When she was quite young (around 1885) she had a daughter Gladys2. The father was Henry Kerswell, recorded later as a native of Pennsylvania. No details of Henry Kerswell can be found and no marriage record between Annie and Henry has yet been located.
Annie Robinson had previously served aboard the Port Kingston (Elder Dempster Lines) and more recently with the Canadian Pacific Line. On 6 May 1909 she was onboard the Lake Champlain en route from liverpool to Montreal carrying 1,000 passengers, when it struck an iceberg. The damaged vessel limped to St John's for repairs.
When she signed-on to the Titanic on 6 April 1912 she gave her address as 128 Shirley Road, (Southampton). Her last ship had been the Lake Manitoba. As a stewardess she received monthly wages of £3 10s.
After the Titanic struck the iceberg Robinson assisted the seven ladies, a maid and a governess she had attended as stewardess. All were saved. She met Thomas Andrews:
We had already got the blankets and the lifebelts out of the rooms which were unoccupied at the foot of the staircase. Mr. Andrews said to me, "put your lifebelt on and walk about and let the passengers see you." I said to him, "It looks rather mean," and he said, "No, put it on," and then after that he said to me, "Well, if you value your life put your belt on."
She was rescued in lifeboat 11 which she said left the Titanic at 1.40pm.
After her rescue she returned to England with the other surviving crew aboard the Lapland. After they berthed in Plymouth the stewardesses were photographed as a group. Annie was also photographed talking to smoke room steward James Witter.
She was subsequently called to testify before the Board of Trade inquiry into the sinking of the Titanic (day 11).
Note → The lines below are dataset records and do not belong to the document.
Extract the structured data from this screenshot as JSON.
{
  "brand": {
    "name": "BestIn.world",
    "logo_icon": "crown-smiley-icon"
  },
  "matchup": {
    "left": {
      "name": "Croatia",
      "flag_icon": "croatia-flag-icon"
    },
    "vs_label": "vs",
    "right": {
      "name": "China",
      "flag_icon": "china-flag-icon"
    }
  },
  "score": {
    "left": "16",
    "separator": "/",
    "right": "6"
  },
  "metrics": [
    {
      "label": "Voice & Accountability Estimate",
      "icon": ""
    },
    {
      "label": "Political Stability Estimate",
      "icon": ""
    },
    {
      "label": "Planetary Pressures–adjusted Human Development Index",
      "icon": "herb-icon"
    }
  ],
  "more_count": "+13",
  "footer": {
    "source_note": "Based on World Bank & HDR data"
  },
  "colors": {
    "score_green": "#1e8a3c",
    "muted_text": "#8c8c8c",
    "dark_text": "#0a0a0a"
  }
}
On 9th October 1914 she was aboard the SS Devonian. According to newspaper reports she was travelling to Boston to visit her daughter Gladys (c.1885-1929)3 who had settled in Jamaica Plain with James Eugene Prentis (1874-1947)4. As the ship travelled through thick fog Annie reportedly became very anxious leading to her apparently jumping from the deck to her death:
Friday night when the Devonian slowed down in a heavy fog Mrs. Robinson apparently became nervous, and the continual sounding of the whistle so worked upon her nerves that she feared another disaster.
She was last seen when she left the main saloon about 10:30 Friday night. The suicide was not discovered until yesterday morning when she failed to appear at breakfast.
It is not recorded if her body was found but the entry in the register of deaths at sea simply states she was 'presumed drowned' between 42º35N 67º15W and 42º25N 69º30W.